In Ezekiel 23:46-49, the punishment to which the last verse of the foregoing section had conducted. Ezekiel 23:46. For thus saith the Lord Jehovah, Bring up against them a company, and give them to maltreatment and spoiling. 47. And the company shall cast stones upon them, and cleave them with their swords: they shall slay their sons and their daughters, and burn their houses with fire. 48. And I will cause lewdness to cease out of the land; and all women shall be warned, and shall not do after their lewdness. 49. And they shall requite your lewdness upon you, and the sins of your abominations ye shall take upon you: and ye shall know that I am the Lord.

In Ezekiel 23:46 the prophet is first addressed. “What shall happen is, as it were, wrought by him, as the power which gave the prophecy produces also the fulfilment; in the prophecy also, ideally considered, the fulfilment is already present. The community denotes usually the congregation of Israel.
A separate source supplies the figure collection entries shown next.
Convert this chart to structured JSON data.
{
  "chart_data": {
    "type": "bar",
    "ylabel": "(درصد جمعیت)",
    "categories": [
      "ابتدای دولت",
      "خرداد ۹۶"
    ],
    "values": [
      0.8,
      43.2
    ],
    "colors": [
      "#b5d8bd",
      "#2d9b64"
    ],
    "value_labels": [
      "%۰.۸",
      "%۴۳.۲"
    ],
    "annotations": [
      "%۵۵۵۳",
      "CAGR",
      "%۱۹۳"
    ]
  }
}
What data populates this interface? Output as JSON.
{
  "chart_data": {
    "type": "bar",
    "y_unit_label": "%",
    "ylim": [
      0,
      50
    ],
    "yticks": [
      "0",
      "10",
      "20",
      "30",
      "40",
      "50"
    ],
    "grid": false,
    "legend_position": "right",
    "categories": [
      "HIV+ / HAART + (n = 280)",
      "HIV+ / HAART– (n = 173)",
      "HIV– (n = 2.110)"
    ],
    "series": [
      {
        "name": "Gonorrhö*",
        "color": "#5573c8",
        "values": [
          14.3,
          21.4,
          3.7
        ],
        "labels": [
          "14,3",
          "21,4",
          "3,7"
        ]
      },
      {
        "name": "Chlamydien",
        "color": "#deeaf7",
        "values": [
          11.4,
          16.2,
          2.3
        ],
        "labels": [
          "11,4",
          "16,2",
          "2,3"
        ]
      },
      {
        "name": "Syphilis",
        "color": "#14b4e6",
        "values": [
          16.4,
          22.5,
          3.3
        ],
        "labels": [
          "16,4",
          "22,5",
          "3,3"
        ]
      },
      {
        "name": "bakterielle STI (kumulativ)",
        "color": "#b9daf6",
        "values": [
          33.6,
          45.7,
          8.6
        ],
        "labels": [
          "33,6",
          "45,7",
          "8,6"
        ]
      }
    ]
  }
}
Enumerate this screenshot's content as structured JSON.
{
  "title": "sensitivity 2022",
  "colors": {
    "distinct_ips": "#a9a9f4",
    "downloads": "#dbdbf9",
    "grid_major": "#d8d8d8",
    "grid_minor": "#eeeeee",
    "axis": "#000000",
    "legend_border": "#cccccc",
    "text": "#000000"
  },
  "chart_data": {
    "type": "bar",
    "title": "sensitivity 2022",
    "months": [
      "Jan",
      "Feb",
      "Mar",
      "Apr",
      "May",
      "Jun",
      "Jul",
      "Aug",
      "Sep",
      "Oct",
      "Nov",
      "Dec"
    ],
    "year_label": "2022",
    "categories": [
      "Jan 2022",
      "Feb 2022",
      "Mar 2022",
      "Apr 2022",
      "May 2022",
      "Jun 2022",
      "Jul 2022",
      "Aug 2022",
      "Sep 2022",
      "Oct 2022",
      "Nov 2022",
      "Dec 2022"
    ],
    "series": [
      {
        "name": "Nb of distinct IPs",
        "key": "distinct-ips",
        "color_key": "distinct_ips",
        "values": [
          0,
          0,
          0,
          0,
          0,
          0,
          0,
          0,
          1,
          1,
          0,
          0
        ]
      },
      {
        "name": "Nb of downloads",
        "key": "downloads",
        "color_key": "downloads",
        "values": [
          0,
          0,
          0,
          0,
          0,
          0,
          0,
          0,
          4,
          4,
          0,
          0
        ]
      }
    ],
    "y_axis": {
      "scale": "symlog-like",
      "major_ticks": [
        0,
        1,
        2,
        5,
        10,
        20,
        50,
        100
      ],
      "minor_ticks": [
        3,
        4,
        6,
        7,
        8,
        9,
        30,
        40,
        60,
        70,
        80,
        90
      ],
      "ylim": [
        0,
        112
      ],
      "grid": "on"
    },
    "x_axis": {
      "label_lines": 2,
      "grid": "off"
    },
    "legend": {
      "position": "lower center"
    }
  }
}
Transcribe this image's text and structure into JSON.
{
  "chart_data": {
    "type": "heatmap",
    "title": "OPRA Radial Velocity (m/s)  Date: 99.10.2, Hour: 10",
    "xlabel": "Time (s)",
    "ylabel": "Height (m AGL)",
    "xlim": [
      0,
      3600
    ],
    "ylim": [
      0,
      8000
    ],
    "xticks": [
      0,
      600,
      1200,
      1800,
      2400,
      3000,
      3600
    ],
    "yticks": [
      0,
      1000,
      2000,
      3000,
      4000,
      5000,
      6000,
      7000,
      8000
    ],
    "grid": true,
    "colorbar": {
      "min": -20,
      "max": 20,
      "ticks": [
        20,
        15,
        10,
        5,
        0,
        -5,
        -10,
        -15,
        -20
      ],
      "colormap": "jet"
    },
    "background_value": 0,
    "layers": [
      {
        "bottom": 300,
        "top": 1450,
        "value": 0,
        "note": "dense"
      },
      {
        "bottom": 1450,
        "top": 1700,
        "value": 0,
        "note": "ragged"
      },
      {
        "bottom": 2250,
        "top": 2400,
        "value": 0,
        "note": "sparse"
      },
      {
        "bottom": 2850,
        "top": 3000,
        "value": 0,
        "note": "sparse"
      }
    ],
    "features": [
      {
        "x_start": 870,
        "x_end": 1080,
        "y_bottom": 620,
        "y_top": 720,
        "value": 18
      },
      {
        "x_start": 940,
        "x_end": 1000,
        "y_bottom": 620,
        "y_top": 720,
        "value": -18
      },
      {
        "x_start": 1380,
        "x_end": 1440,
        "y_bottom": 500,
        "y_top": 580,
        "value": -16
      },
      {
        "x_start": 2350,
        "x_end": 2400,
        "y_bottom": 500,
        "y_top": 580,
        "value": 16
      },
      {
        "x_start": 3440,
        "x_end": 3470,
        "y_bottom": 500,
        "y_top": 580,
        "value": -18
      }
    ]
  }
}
As this has failed to do its duty, reacting against the crime, as once happened in the war against Benjamin (Judges 20), so stands here the community of the heathen, which God summons to execute His vengeance. The women in Ezekiel 23:48 are the nations to whom the execution decreed against Israel shall serve for a warning and deterring example. “The sins of your abominations” ( Ezekiel 23:49)—those committed in commerce with them.